The rematch drew a gate of $2,658,660 ($22 million today) and set a simultaneous record for the first $1 million gate and the first $2 million gate. The fight has gone down in history for a controversial decision by a referee in the seventh round when Dempsey knocked Tunney down but the referee didn't begin the count until Dempsey had moved to a neutral corner, allowing Tunney extra time to recuperate. He went on to win the fight and spoil the hopes of many betting fans including, according to rumor, Al Capone.
Several years later, a war show celebrating the two hundredth anniversary of George Washington's birth was held June 24, 1932. It was an 11-day event opened by an 8 p.m. flyover by four squadrons of fighter planes (perhaps anticipating the Air & Water Show) escorting Amelia Earhart in a plane painted to resemble a red and white eagle. Earhart joined the famous who addressed crowds in the stadium when she later arrived to address and medal and recount her 1931 flight across the Atlantic Ocean to the crowd.
For some reason in 1947 auto racing in the field became popular. Both midget and stock car races were held within the field for years to come.
President Harry Truman made a trip to Soldier Field on June 19, 1949 to preside over the event marking the 75th anniversary of the Shriners, the first event at the stadium ever to be televised. The big anniversary celebration included one of the largest parades in the city's history, with 15,000 members of the fraternal order from 1,000 chapters and 130 bands. The parade covered three miles and lasted five hours culminating at the field.
But perhaps the largest event ever held at the field was the Marian Year tribute of the Roman Catholic Archdiocese of Chicago. It's estimated that 180,000 attendees were inside the stadium itself while another 80,000 listened outside on loudspeakers.
Civil rights leader Dr. Martin Luther King, Jr. led a Chicago Freedom Movement rally at the field June 21 1964 that drew 75,000.

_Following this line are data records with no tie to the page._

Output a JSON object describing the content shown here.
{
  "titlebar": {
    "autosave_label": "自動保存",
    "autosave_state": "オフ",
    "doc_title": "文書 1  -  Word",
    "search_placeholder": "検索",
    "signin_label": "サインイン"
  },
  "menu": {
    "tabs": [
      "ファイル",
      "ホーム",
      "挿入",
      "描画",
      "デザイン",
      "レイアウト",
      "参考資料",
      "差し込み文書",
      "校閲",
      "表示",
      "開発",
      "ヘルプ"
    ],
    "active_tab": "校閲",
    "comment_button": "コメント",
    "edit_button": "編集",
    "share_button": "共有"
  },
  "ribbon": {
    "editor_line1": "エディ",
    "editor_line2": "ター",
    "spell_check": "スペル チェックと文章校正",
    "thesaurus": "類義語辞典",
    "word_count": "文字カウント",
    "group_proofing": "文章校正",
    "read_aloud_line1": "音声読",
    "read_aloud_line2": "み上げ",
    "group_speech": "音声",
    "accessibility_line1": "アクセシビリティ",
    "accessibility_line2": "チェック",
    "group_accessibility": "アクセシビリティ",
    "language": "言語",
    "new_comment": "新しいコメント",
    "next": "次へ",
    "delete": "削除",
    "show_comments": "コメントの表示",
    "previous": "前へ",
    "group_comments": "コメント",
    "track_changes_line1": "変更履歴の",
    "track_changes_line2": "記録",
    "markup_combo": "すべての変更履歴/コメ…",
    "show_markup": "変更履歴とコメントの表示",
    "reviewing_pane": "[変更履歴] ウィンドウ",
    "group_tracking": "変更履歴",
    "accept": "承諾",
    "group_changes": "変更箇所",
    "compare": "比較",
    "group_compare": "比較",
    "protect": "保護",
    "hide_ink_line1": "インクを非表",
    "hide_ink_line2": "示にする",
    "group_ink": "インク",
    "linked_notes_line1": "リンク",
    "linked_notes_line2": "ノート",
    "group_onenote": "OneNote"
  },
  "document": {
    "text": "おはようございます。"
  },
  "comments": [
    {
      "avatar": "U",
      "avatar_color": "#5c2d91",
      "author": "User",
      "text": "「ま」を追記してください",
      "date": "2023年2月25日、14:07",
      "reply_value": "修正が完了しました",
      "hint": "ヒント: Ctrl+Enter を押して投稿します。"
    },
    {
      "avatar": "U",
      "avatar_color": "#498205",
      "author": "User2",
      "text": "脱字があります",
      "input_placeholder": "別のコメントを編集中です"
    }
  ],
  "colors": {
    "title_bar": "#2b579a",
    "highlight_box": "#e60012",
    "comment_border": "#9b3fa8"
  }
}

In 1971, the Chicago Bears could be found playing games at Wrigley Field (home of the Cubs) but when the AFL and the NFL merged, new rules required fields that seat over 50,000. They'd originally intended to build a stadium in northwest suburban Arlington Heights but settled on moving into Solider Field instead. Some renovations were required first, including new end zone seating on the north which created a separate "North Field" section, which would later go on to host tennis tournaments. The Bears extended their lease with the Chicago Park District in 1978 for another twenty years, and began replacing Soldier Field's old plank seating with more modern stadium seating.
The field was imperiled when, in 1989, a proposal was made for a newer, domed stadium that would be built on the site. The Bears announced that it would consider moving to Indiana, and even purchased options on sites in suburban Aurora and Hoffman Estates to show the city that it was serious about leaving. The state legislature ultimately rejected the move.